Damit krönte Nakamura eine brillante Schnellschach- und Blitzsaison, in der er in Paris und St. Louis Siege einfuhr und in Leuven mit einem Punkt Rückstand auf Platz 4 landete. Schon vor dem Finale hatte er die meisten Punkte geholt und nur eine Partie verloren – im Blitzen gegen Caruana:


Maxime Vachier-Lagrave hatte nach dem Halbfinale zwar Magnus Carlsen als Nummer 1 der Blitz-Weltrangliste abgelöst, gegen Nakamura jedoch “erreichte ich im  Blitzen nicht meine Normalform”.  MVL hatte am Ergebnis aber nichts auszusetzen, sondern lobte die Qualitäten seines Gegners in den schnellen Disziplinen. “Das ist seine Spezialdisziplin, in der er sein bestes Schach spielt”.

2. Keine gute Woche für das Turnierschach

Für das Turnierschach waren die letzten Wochen in London keine Werbung! Auf die zwölf Remis bei der WM folgten acht Remis beim Finale der Grand Chess Tour, wobei einige Partien konkrete Fragen hervorriefen: Nachdem Carlsen schon gegen Caruana in einer sehr gut spielbaren Stellung Remis angeboten hatte, um den Stichkampf zu erreichen, tat Levon Aronian ihm dies nach.

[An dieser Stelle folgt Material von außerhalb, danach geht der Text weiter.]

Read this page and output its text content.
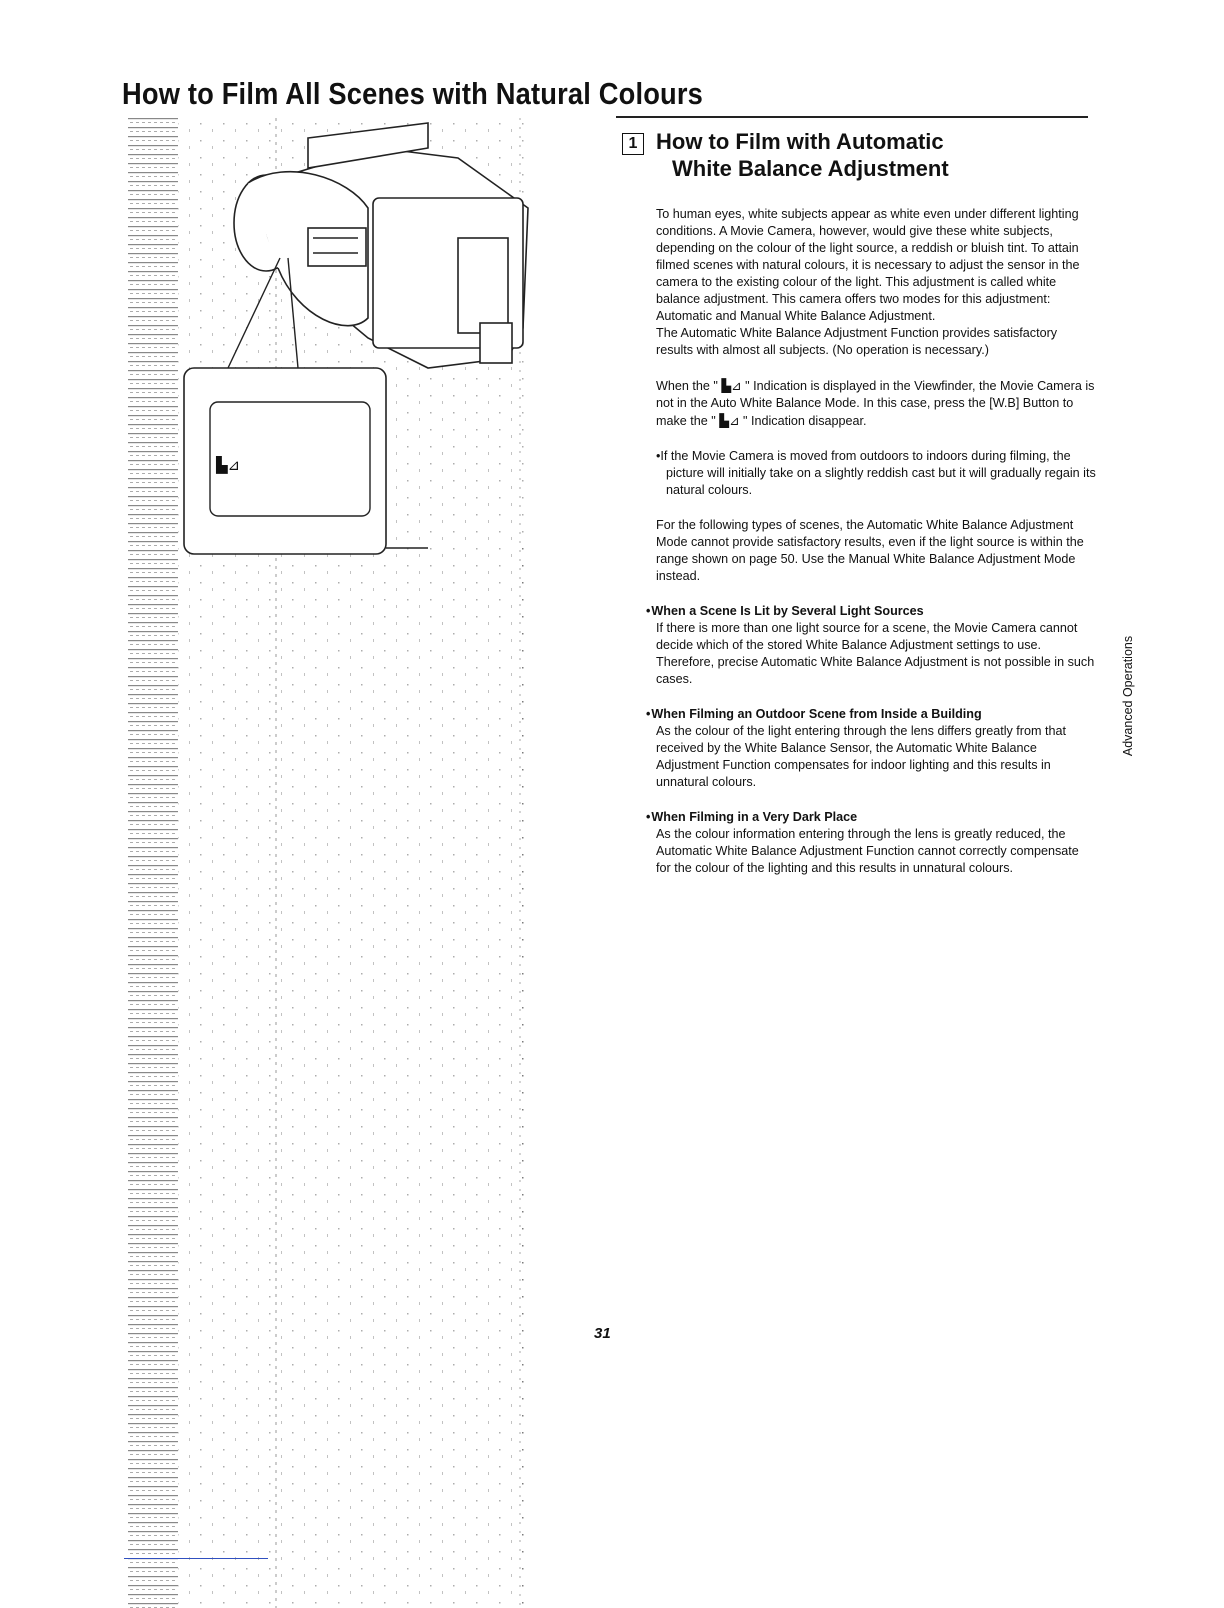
How to Film All Scenes with Natural Colours
▙⊿
1 How to Film with Automatic
White Balance Adjustment

To human eyes, white subjects appear as white even under different lighting conditions. A Movie Camera, however, would give these white subjects, depending on the colour of the light source, a reddish or bluish tint. To attain filmed scenes with natural colours, it is necessary to adjust the sensor in the camera to the existing colour of the light. This adjustment is called white balance adjustment. This camera offers two modes for this adjustment: Automatic and Manual White Balance Adjustment.

The Automatic White Balance Adjustment Function provides satisfactory results with almost all subjects. (No operation is necessary.)

When the " ▙⊿ " Indication is displayed in the Viewfinder, the Movie Camera is not in the Auto White Balance Mode. In this case, press the [W.B] Button to make the " ▙⊿ " Indication disappear.
•If the Movie Camera is moved from outdoors to indoors during filming, the picture will initially take on a slightly reddish cast but it will gradually regain its natural colours.
For the following types of scenes, the Automatic White Balance Adjustment Mode cannot provide satisfactory results, even if the light source is within the range shown on page 50. Use the Manual White Balance Adjustment Mode instead.
• When a Scene Is Lit by Several Light Sources
If there is more than one light source for a scene, the Movie Camera cannot decide which of the stored White Balance Adjustment settings to use. Therefore, precise Automatic White Balance Adjustment is not possible in such cases.
• When Filming an Outdoor Scene from Inside a Building
As the colour of the light entering through the lens differs greatly from that received by the White Balance Sensor, the Automatic White Balance Adjustment Function compensates for indoor lighting and this results in unnatural colours.
• When Filming in a Very Dark Place
As the colour information entering through the lens is greatly reduced, the Automatic White Balance Adjustment Function cannot correctly compensate for the colour of the lighting and this results in unnatural colours.
Advanced Operations
31
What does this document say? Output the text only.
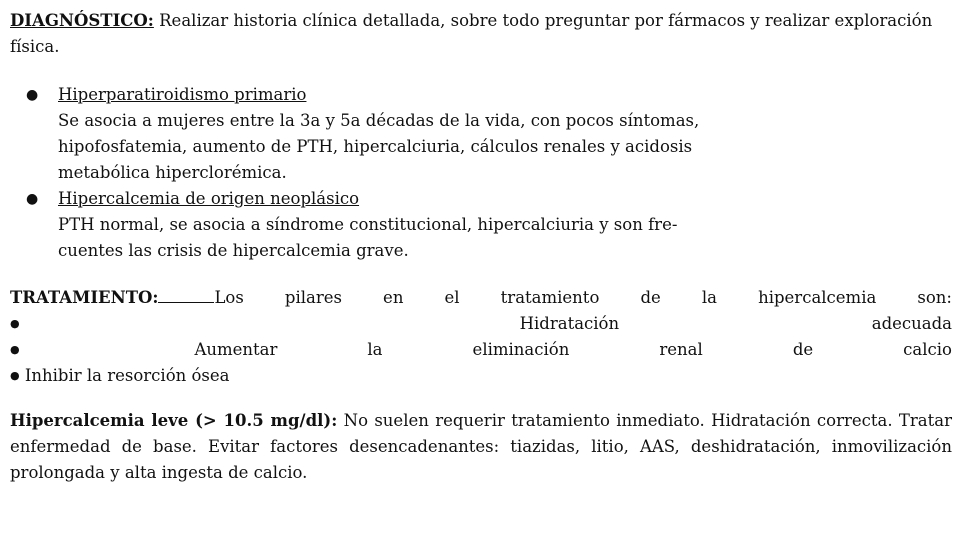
DIAGNÓSTICO: Realizar historia clínica detallada, sobre todo preguntar por fármacos y realizar exploración física.

● Hiperparatiroidismo primario
Se asocia a mujeres entre la 3a y 5a décadas de la vida, con pocos síntomas, hipofosfatemia, aumento de PTH, hipercalciuria, cálculos renales y acidosis metabólica hiperclorémica.
● Hipercalcemia de origen neoplásico
PTH normal, se asocia a síndrome constitucional, hipercalciuria y son fre-cuentes las crisis de hipercalcemia grave.
TRATAMIENTO:	Los pilares en el tratamiento de la hipercalcemia son:
●	Hidratación adecuada
●	Aumentar la eliminación renal de calcio
● Inhibir la resorción ósea

Hipercalcemia leve (> 10.5 mg/dl): No suelen requerir tratamiento inmediato. Hidratación correcta. Tratar enfermedad de base. Evitar factores desencadenantes: tiazidas, litio, AAS, deshidratación, inmovilización prolongada y alta ingesta de calcio.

Die Spieler bereiteten sich ganz unterschiedlich auf die schnellen Disziplinen vor... | Foto: Lennart Ootes, Grand Chess Tour

Die Grand Chess Tour hat sich aber längst vom Turnierschach abgewandt. 2018 blieb nur noch der Sinquefield Cup als “normale” Veranstaltung übrig und dort bekleckerten sich die vier Finalisten nicht gerade mit Ruhm. MVL remisierte alle neun Partien, was für die Qualifikation fürs Finale reichte. Auch Nakamura erzielte ein „ausreichendes“ Ergebnis, indem er drei Partien verlor, keine gewann und mit Sergey Karjakin auf dem geteilten letzten Platz landete. Seine Niederlage in der letzten Runde gegen Carlsen sorgte witzigerweise dafür, dass Aronian weniger Punkte erhielt und er statt des Armeniers als Führender nach London reiste!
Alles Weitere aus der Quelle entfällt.